Graph data structures provide for a way to store and represent complex, heterogenous data sources. Unlike other data structures, graphs focuses on relationships between objects. This is different from relational data models (SQL) where relationships between two different objects have to be inferred by the use of foreign keys to perform complex joins. For applications that require quick lookup of long-distance interactions, graph data structures provide an improvement over relational data models.
Graph data structures are naturally well-suited to represent and store the complex relationships between drugs/compounds their protein targets and their associated diseases.

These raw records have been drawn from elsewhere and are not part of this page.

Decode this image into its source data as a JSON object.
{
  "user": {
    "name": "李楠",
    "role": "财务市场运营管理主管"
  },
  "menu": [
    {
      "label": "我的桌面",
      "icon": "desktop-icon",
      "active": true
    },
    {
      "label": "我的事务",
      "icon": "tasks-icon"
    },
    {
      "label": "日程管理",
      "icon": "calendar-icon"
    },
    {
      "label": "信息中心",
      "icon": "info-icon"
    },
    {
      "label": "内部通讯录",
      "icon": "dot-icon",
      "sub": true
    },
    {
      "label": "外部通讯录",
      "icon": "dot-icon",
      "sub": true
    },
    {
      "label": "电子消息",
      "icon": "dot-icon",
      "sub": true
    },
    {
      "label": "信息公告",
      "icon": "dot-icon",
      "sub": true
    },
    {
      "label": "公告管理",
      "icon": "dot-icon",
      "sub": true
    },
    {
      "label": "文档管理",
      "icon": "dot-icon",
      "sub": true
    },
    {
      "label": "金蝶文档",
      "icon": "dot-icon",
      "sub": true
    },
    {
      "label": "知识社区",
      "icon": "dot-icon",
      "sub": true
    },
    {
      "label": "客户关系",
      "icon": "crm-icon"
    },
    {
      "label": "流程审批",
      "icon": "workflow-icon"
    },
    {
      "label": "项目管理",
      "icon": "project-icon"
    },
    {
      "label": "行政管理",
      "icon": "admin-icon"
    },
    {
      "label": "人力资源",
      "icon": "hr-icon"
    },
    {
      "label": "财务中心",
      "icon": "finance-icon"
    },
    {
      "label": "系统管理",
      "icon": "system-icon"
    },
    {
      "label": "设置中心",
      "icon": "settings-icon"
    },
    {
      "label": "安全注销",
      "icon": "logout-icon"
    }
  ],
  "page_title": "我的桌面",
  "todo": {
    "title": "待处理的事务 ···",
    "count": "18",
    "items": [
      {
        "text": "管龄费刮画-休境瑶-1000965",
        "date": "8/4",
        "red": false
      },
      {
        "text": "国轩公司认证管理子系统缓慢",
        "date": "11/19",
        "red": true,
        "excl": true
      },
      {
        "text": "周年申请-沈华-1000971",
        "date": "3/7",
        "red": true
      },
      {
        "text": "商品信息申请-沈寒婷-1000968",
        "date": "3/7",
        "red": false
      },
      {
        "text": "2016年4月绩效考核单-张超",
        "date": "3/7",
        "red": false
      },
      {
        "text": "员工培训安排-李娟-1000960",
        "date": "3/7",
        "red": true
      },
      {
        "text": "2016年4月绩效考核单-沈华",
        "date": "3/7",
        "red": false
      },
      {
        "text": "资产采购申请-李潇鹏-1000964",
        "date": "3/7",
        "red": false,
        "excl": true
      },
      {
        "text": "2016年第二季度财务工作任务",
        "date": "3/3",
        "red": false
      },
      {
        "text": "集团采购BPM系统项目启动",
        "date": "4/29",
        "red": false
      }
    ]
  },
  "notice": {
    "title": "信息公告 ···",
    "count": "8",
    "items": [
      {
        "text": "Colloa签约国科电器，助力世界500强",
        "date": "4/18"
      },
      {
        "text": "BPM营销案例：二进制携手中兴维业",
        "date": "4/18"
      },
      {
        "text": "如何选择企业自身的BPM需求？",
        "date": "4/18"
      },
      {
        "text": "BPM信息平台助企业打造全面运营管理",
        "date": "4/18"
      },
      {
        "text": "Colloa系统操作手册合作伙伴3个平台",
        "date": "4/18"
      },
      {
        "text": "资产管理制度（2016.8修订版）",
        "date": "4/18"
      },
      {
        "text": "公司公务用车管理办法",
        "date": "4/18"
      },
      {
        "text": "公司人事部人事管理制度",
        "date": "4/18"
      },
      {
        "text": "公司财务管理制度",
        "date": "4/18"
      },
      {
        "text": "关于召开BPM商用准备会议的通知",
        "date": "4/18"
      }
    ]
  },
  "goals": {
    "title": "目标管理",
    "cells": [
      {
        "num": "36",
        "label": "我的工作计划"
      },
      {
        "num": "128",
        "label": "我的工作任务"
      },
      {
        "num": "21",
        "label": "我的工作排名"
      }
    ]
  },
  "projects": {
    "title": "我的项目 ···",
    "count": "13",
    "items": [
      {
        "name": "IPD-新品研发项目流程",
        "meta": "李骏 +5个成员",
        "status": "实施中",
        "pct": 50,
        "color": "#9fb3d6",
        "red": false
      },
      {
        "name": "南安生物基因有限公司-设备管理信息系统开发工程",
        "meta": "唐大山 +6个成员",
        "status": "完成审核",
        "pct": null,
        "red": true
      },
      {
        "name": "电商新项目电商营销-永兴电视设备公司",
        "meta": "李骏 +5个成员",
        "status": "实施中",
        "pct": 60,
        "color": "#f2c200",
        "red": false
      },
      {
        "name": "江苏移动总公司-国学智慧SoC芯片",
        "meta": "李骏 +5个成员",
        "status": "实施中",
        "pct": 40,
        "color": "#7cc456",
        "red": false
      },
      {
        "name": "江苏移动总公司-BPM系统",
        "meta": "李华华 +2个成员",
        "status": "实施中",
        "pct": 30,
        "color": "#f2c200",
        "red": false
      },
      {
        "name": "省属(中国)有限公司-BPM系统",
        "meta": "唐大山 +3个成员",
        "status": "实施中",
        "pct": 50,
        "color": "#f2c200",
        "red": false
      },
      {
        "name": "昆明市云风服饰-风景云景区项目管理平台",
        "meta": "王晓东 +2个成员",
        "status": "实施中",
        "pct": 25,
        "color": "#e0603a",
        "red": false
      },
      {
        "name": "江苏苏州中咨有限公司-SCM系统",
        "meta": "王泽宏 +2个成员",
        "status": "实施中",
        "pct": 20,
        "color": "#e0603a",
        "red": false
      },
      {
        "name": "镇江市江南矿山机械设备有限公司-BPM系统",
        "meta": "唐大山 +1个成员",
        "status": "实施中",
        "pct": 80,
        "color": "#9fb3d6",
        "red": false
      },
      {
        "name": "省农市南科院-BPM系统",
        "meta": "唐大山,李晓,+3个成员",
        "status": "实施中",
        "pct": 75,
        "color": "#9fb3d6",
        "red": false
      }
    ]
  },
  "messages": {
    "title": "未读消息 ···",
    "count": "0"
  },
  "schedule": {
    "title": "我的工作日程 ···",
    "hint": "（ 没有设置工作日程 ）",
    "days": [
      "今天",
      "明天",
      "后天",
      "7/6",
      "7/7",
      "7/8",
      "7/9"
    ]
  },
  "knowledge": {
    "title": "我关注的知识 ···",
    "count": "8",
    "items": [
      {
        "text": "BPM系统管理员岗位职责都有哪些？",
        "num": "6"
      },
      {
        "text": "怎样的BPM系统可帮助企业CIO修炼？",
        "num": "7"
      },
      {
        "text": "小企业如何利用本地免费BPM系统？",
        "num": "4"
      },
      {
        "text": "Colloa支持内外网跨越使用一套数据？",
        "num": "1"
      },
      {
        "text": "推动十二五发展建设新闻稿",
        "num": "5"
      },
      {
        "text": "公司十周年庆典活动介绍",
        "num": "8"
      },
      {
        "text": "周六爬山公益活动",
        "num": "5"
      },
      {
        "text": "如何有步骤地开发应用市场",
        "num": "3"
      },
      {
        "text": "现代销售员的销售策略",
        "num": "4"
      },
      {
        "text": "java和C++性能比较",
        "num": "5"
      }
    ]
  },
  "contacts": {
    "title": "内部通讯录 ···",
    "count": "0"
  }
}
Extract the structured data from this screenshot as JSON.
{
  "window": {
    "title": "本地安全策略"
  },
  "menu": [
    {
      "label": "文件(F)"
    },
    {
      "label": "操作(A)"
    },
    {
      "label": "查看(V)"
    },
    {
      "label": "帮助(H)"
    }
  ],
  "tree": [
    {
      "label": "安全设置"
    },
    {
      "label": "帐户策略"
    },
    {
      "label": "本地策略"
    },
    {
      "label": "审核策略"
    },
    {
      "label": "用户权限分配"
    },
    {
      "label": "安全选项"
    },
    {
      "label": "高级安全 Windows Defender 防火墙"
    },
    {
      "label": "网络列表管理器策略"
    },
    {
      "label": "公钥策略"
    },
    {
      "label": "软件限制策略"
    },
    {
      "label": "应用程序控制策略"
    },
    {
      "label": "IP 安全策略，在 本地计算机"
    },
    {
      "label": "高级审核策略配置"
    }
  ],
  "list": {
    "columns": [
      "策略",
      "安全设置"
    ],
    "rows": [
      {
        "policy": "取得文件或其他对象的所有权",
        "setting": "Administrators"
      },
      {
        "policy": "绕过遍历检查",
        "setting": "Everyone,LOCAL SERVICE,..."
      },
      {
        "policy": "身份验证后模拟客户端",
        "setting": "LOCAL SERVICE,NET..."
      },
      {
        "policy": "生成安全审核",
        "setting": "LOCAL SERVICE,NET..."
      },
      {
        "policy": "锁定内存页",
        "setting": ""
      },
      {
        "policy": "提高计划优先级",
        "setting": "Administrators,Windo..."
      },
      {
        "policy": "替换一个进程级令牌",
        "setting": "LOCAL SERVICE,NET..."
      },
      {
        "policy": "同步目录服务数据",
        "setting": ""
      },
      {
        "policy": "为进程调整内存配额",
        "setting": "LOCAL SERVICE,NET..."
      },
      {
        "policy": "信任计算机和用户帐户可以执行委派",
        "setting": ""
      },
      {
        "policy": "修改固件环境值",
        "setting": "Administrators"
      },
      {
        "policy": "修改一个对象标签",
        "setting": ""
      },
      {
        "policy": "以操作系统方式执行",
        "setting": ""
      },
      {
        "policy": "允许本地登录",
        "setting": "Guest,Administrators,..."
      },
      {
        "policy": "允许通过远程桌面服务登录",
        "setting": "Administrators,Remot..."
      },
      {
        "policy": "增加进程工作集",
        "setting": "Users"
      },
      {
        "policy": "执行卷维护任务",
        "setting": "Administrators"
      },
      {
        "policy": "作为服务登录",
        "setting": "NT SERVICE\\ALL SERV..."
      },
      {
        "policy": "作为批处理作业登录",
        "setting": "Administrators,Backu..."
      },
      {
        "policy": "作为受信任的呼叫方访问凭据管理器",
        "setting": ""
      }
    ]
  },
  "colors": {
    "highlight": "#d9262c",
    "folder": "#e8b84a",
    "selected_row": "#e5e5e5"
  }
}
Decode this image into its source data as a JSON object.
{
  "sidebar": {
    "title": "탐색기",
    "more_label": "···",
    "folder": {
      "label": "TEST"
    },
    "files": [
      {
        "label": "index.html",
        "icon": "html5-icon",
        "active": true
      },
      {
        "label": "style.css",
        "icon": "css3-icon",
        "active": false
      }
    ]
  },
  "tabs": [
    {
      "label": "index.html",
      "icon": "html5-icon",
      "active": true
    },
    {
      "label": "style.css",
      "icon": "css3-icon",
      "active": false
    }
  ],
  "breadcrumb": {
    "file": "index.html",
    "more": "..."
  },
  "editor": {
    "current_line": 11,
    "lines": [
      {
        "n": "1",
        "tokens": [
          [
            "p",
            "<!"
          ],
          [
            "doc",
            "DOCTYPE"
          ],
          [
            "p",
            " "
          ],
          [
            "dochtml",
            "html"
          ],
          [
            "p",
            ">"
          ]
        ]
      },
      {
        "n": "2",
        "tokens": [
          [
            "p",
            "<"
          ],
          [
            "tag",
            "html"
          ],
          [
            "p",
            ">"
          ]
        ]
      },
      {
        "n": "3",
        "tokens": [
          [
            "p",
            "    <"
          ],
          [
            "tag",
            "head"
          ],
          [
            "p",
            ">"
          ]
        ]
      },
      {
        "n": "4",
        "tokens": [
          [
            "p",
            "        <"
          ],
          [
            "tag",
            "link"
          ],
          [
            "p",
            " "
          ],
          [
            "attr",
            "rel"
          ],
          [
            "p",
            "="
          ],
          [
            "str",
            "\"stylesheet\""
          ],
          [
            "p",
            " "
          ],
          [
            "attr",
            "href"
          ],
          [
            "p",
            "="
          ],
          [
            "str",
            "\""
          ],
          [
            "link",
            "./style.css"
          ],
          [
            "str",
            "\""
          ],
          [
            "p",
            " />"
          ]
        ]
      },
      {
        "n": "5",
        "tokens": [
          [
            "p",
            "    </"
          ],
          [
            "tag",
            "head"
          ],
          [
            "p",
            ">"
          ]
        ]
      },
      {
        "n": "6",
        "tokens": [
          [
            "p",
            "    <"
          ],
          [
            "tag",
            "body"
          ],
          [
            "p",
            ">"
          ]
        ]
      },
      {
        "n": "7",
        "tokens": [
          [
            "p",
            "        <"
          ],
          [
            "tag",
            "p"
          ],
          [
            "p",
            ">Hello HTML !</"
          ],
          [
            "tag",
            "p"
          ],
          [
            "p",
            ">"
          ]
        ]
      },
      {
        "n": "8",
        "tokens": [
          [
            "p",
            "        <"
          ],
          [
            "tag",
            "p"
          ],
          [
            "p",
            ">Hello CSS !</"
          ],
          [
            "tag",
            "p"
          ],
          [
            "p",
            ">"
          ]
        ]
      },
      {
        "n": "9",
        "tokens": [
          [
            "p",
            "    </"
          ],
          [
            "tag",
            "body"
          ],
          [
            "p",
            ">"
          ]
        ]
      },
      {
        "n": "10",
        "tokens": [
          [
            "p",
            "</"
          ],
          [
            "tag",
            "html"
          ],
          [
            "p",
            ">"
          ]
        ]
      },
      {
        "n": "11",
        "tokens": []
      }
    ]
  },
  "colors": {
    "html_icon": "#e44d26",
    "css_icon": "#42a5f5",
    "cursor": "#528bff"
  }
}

Aside from a convenient way to represent and store complex data, multiple algorithms have been developed to study graphs. These methods include graph traversal methods (BFS, DFS, Dijkstra's algorithm etc...) for searching specific relationships between objects in the graphs, community detection (Girvan-Newman Algorithm), clustering, label-propagation, and anomaly detection. These methods are already being used in drug discovery. For example anomaly detection of drug-target networks can be used to identify drug molecules that may display polypharmacological activity. Community detection and clustering can be used to identify groups of protein targets that are strongly associated with a disease. Label propagation can be used as a semi-supervised learning approach to predict drug and side-effect interactions. Since graph data structures already store relationships between drugs/compounds, protein targets, and diseases, graphs can be used as a graph database that can be used to quickly retrieve select protein targets and the compounds that bind to them. Graph-databases like Neo4j have already been applied to store data related to drug discovery. Finally graphs can be used to easily and clerly visualize the complex relationships of the drug/target network.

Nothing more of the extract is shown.